I apologize if this appears as a redundant post, but I haven't been able to find a solution to the issue from my searches online, so I'm hoping I can get some help here!

I installed FreeBSD on my Lenovo y700-15ISK with Win10 in UEFI without secure boot using the following guide:

http://kev009.com/wp/2016/07/freebsd-uefi-root-on-zfs-and-windows-dual-boot/

I didn't have any issues, and the only thing I left out of the install was the swap setup as I don't really need it for this.

However, for some reason the UEFI loader refind was installed yet does not even appear as an option in the UEFI boot menu (the only thing there is EFI PXE boot and the Windows Boot manager). 

This does not make sense to me as I have verified that the EFI partition does contain all three .efi files: refind's binary as bootx64.efi, and the others named as Win10.efi / FreeBSD.efi. 

Secure boot is disabled, the entries were put into refind's config file, and yet I still see no option to boot into FreeBSD.

This is rather frustrating as I am needing to get a clean (and stable) development platform up and running as soon as I can. Windows10 is driving me nuts and due to a change in development type.. I need to know I have a base system that is stable beyond reason.. hence: FreeBSD.

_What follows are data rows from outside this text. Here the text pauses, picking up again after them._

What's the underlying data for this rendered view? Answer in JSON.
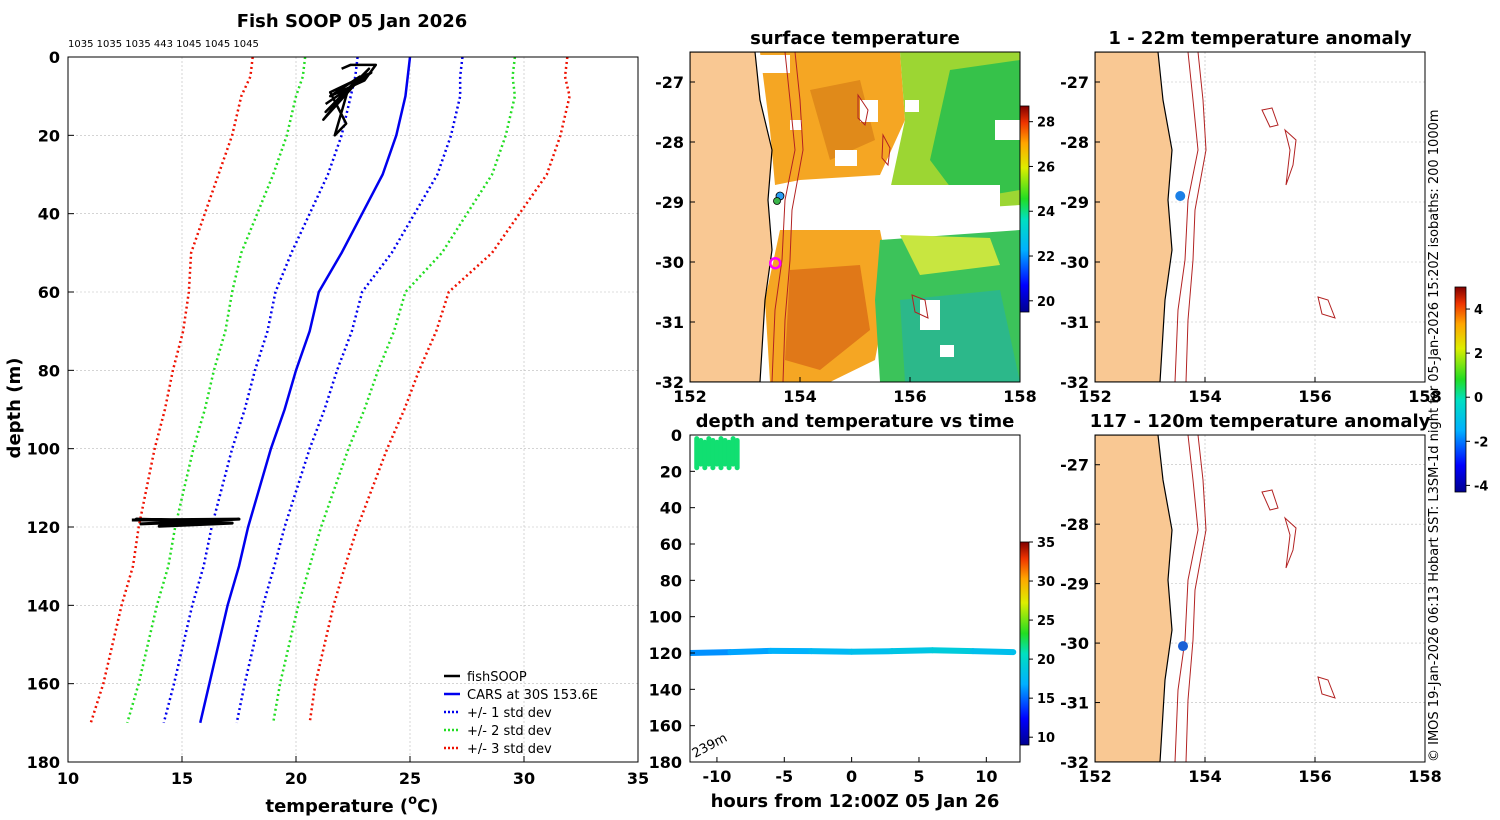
{
  "figure_title": "Fish SOOP 05 Jan 2026",
  "side_caption": "© IMOS 19-Jan-2026 06:13 Hobart SST: L3SM-1d night for 05-Jan-2026 15:20Z isobaths: 200  1000m",
  "colors": {
    "land": "#f9c893",
    "cars_mean": "#0000ee",
    "std1": "#0000ee",
    "std2": "#22dd22",
    "std3": "#ee1100",
    "fishsoop": "#000000",
    "isobath": "#b22222",
    "marker_magenta": "#ff00ff"
  },
  "chart_data": [
    {
      "id": "profile",
      "type": "line",
      "title": "Fish SOOP 05 Jan 2026",
      "top_labels": "1035 1035 1035 443 1045 1045 1045",
      "xlabel": "temperature (",
      "xlabel_sup": "o",
      "xlabel_end": "C)",
      "ylabel": "depth (m)",
      "xlim": [
        10,
        35
      ],
      "ylim": [
        0,
        180
      ],
      "xticks": [
        10,
        15,
        20,
        25,
        30,
        35
      ],
      "yticks": [
        0,
        20,
        40,
        60,
        80,
        100,
        120,
        140,
        160,
        180
      ],
      "grid": true,
      "legend": {
        "position": "bottom-right",
        "entries": [
          {
            "label": "fishSOOP",
            "style": "solid",
            "color": "#000000"
          },
          {
            "label": "CARS at 30S 153.6E",
            "style": "solid",
            "color": "#0000ee"
          },
          {
            "label": "+/- 1 std dev",
            "style": "dotted",
            "color": "#0000ee"
          },
          {
            "label": "+/- 2 std dev",
            "style": "dotted",
            "color": "#22dd22"
          },
          {
            "label": "+/- 3 std dev",
            "style": "dotted",
            "color": "#ee1100"
          }
        ]
      },
      "depth": [
        0,
        5,
        10,
        20,
        30,
        40,
        50,
        60,
        70,
        80,
        90,
        100,
        110,
        120,
        130,
        140,
        150,
        160,
        170
      ],
      "cars_mean": [
        25.0,
        24.9,
        24.8,
        24.4,
        23.8,
        22.9,
        22.0,
        21.0,
        20.6,
        20.0,
        19.5,
        18.9,
        18.4,
        17.9,
        17.5,
        17.0,
        16.6,
        16.2,
        15.8
      ],
      "cars_std": [
        2.3,
        2.3,
        2.4,
        2.4,
        2.4,
        2.3,
        2.2,
        1.9,
        1.85,
        1.8,
        1.75,
        1.7,
        1.65,
        1.6,
        1.55,
        1.55,
        1.55,
        1.55,
        1.6
      ],
      "fishsoop_surface": [
        [
          22.0,
          3
        ],
        [
          22.4,
          2
        ],
        [
          23.5,
          2
        ],
        [
          23.0,
          6
        ],
        [
          21.5,
          10
        ],
        [
          22.8,
          5
        ],
        [
          21.3,
          14
        ],
        [
          23.2,
          3
        ],
        [
          21.2,
          16
        ],
        [
          22.3,
          8
        ],
        [
          21.7,
          20
        ],
        [
          22.2,
          17
        ],
        [
          21.5,
          9
        ],
        [
          23.3,
          4
        ],
        [
          21.3,
          12
        ]
      ],
      "fishsoop_deep": [
        [
          12.8,
          118.2
        ],
        [
          17.5,
          118.0
        ],
        [
          13.2,
          119.2
        ],
        [
          16.5,
          118.5
        ],
        [
          13.0,
          118.0
        ],
        [
          17.2,
          119.0
        ],
        [
          14.0,
          119.8
        ],
        [
          15.5,
          119.0
        ]
      ]
    },
    {
      "id": "sst_map",
      "type": "heatmap",
      "title": "surface temperature",
      "xlim": [
        152,
        158
      ],
      "ylim": [
        -32,
        -26.5
      ],
      "xticks": [
        152,
        154,
        156,
        158
      ],
      "yticks": [
        -32,
        -31,
        -30,
        -29,
        -28,
        -27
      ],
      "colorbar": {
        "min": 19.5,
        "max": 28.7,
        "ticks": [
          20,
          22,
          24,
          26,
          28
        ]
      },
      "marker": {
        "lon": 153.55,
        "lat": -30.02
      }
    },
    {
      "id": "depth_time",
      "type": "scatter",
      "title": "depth and temperature vs time",
      "xlabel": "hours from 12:00Z 05 Jan 26",
      "xlim": [
        -12,
        12.5
      ],
      "ylim": [
        0,
        180
      ],
      "xticks": [
        -10,
        -5,
        0,
        5,
        10
      ],
      "yticks": [
        0,
        20,
        40,
        60,
        80,
        100,
        120,
        140,
        160,
        180
      ],
      "annotation": "239m",
      "colorbar": {
        "min": 9,
        "max": 35,
        "ticks": [
          10,
          15,
          20,
          25,
          30,
          35
        ]
      },
      "series": [
        {
          "name": "shallow",
          "x_range": [
            -11.5,
            -8.5
          ],
          "depth_range": [
            2,
            18
          ],
          "temperature": 22
        },
        {
          "name": "deep",
          "x": [
            -12,
            -9,
            -6,
            -3,
            0,
            3,
            6,
            9,
            12
          ],
          "depth": [
            120,
            119.5,
            118.8,
            119,
            119.3,
            119,
            118.5,
            119,
            119.5
          ],
          "temperature": [
            16,
            16.5,
            17,
            17.5,
            18,
            18.5,
            19,
            18,
            17
          ]
        }
      ]
    },
    {
      "id": "anom_surface",
      "type": "heatmap",
      "title": "1 - 22m temperature anomaly",
      "xlim": [
        152,
        158
      ],
      "ylim": [
        -32,
        -26.5
      ],
      "xticks": [
        152,
        154,
        156,
        158
      ],
      "yticks": [
        -32,
        -31,
        -30,
        -29,
        -28,
        -27
      ],
      "points": [
        {
          "lon": 153.55,
          "lat": -28.9,
          "anomaly": -3.0
        }
      ]
    },
    {
      "id": "anom_deep",
      "type": "heatmap",
      "title": "117 - 120m temperature anomaly",
      "xlim": [
        152,
        158
      ],
      "ylim": [
        -32,
        -26.5
      ],
      "xticks": [
        152,
        154,
        156,
        158
      ],
      "yticks": [
        -32,
        -31,
        -30,
        -29,
        -28,
        -27
      ],
      "points": [
        {
          "lon": 153.6,
          "lat": -30.05,
          "anomaly": -3.2
        }
      ]
    },
    {
      "id": "anomaly_colorbar",
      "type": "heatmap",
      "colorbar": {
        "min": -4.3,
        "max": 5.0,
        "ticks": [
          4,
          2,
          0,
          -2,
          -4
        ]
      }
    }
  ]
}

If anyone could shed some light on this issue, I'd appreciate it!

As a note: the battery is builtin and I currently lack the tools to disconnect it. I drained the battery down on purpose and bled the thing for 5 minutes to make sure the fans expelled it all in case some form of RAM or NVRAM was storing UEFI parameters.. but it changed nothing.

Gratitude in advance!


----------



## paracoder (Aug 29, 2018)

Fixed this with the EasyUEFI utility from "Hasleo". Lets you load in the other efi for testing then make it permanent. 

Please close.


----------